United States

Williamsburg, Virginia

Things Jim and I learned while visiting Williamsburg, Virginia 

You didn’t want to be a Drummer Boy in the Civil War – Commands were given to troops during a battle via the drums so of course everyone was aiming for him

The Stocks is better than the Pillory – If convicted of minor crime, you were either sentenced to time in the Stocks or Pillory. Stocks is where your hands and feet are locked. Pillory is where your head and hands are locked. You were put in the public square where the market was. Animals were sold in the market. People would pick things up and throw them at you. In the Stocks, you could duck when someone threw manure at your head.

Always pack a Down Coat – They pack up very small and you never know when you are going to be hit by a winter storm.

If a piece of land looks perfect, question why no one else lives there – The first permanent British colony was at Jamestown, Virginia, 1607. A decade before the settlement at Plymouth Rock. They settled on a beautiful peninsula up the James River. A place the Indians were not occupying. “Why?” you ask. Come summer, it was surrounded by a mosquito infested swamp land heavy in arsenic. The water from the river was brackish, slightly salty.  Many settlers died from arsenic or salt. 

Don’t piss off your neighbors – Soon after their arrival, John Smith negotiated a treaty with the nearby Indian tribe. After he returned to England in 1609 during a drought, the English men broke the treaty and attacked an Indian settlement to steal food. The Indians backed the settlers into their fort and would not let them out to farm or hunt. This began a period called the “Starving Time”. The settlement population went from 400+ to 50+ . During a recent archeological dig on the site, they verified that the settlers had to resort to cannibalism after they ate all the pets, horses, and wild animals including the mice.

People will always fight for freedom – It is a part of history that keeps repeating itself. Repressed people will fight back. One of the major causes of death in 1900’s Williamsburg was arsenic poisoning. Slaves ran most kitchens.  After the Emancipation Proclamation was signed, the arsenic deaths became rare. Coincidence?

Barbecue Chicken MacNCheese, yum – Throw a little barbecue sauce in your favorite Mac-n-Cheese. Add roasted chicken and bacon. You have a fabulous dinner.

You don’t need nails to build a fort – You can use wood pegs to hold sticks and poles together, then add mud to build a wall. The technique is called Mud-n-Stud. (See the photos in my gallery below)

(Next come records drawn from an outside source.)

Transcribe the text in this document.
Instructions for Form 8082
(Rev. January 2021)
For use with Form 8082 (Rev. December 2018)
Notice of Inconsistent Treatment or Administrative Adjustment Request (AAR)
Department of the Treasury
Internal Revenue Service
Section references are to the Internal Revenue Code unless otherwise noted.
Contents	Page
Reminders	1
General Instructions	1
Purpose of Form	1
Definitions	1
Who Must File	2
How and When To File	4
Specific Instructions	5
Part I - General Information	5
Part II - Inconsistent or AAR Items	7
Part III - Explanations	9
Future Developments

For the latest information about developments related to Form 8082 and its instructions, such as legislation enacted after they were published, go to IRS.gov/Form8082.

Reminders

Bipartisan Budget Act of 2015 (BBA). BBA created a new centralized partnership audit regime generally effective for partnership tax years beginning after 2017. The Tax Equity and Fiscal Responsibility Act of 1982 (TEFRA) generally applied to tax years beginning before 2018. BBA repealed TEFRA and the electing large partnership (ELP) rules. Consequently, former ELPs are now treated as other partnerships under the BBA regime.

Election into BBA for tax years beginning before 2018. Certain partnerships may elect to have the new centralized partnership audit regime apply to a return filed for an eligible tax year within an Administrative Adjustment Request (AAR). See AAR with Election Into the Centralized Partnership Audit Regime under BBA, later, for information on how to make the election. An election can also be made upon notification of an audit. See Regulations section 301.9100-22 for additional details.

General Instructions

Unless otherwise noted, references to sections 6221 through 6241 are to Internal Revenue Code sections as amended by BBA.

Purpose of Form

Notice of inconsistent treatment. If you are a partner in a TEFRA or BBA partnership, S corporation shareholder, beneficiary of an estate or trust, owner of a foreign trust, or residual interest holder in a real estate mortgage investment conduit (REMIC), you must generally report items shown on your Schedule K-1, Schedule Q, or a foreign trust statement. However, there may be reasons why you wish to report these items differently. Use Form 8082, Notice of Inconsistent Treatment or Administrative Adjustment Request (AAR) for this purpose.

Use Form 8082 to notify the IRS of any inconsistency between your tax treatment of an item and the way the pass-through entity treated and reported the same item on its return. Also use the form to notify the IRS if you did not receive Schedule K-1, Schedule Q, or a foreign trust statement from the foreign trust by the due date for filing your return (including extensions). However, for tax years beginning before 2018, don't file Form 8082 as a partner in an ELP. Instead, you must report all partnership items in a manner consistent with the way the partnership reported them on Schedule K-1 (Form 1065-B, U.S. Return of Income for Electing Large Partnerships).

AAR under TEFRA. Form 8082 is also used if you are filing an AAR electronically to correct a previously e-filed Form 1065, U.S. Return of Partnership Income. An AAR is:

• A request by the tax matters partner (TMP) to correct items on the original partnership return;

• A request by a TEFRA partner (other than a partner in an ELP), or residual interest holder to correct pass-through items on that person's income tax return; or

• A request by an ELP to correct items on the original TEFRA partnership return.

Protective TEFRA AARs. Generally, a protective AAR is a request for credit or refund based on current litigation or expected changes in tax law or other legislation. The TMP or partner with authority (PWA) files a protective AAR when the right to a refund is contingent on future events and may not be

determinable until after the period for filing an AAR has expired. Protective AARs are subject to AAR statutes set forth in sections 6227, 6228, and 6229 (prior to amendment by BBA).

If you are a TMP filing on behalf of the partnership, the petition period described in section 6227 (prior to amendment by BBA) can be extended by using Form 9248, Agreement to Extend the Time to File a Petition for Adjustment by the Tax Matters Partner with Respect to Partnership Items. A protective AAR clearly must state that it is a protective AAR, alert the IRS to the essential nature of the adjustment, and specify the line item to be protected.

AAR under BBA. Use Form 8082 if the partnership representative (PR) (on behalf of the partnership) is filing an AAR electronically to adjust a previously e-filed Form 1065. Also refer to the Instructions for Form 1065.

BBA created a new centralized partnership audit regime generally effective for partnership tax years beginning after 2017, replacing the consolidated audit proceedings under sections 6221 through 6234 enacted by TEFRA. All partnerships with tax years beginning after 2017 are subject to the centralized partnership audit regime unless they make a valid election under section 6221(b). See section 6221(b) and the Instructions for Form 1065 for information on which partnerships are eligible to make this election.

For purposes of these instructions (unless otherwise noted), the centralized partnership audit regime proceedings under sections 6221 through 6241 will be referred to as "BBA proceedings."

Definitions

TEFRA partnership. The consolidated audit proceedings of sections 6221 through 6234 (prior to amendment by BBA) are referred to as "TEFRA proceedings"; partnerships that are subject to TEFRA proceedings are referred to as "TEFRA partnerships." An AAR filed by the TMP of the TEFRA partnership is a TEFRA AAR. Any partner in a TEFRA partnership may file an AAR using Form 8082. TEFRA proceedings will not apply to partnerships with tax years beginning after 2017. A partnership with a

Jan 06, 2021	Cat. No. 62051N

A monument might say more about the person that built it than whom it was built for – We took our tours in Jamestown from the archeological society. They are working to piece together history to match what artifacts they have found. The artifacts sometimes prove a different story. 

Our trash tells a lot of stories – In Jamestown, they had to dig wells for drinking water. When the well would go bad from salt contamination, they would dig a new one and use the old one for a trash pit.  They found over 10,000 artifacts from the 1600’s in one well alone.

You can’t expect New World Bees to pollinate British crops – The British had to import bees. The imported bees were treated better than most people. The colonist even served them baked goods to keep the bees happy.

Tobacco is a 13 month crop – There was never a break. Farming it sounded awful.

One way to stop a rebellion is to divide the rebels – By the middle of the 1600’s, over 70% of the colonists were either indentured servants or slaves. They were bonding together and starting to rebel. The governing body added laws to divide them …  “Whites could not work for or be owned by Blacks”. “Whites are required to own guns, but Blacks are not allowed.” 

Uber is the way to go – We are not big taxi users. We prefer to walk even if our destination is miles away. But when you are in a hurry, there is always an Uber nearby.

The educated, whites on the winning side, wrote our history books – Pocahontas’s story was written from the view point of the white men that took her prisoner, not by her. We celebrate Plymouth Rock as the first settlement. It is in a northern state and is a warm and fuzzy story. No wars with the Indians. No men dying from starvation. No importing of human flesh.

You can’t hid from your past if you hope to learn anything – Jamestown was the birth place of importing slaves for the British. They were brought in a British ship running under the Dutch flag (common practice so you could pillage Spanish ships and not violate the kings treaty with Spain). Aligning the documents, tells the story. Though the Archeological Society has been digging at Jamestown for over a hundred years, the powers that be refused to recognize the ships as British so the archeologists were not given permission to look for African American artifacts. Less than 10 years ago, the archeologists were finally given permission to start looking. We talked to the archeologists working on the site where one of the first shipment of slaves lived. There were 20+ slaves purchased that day. The exact number and their names were not documented.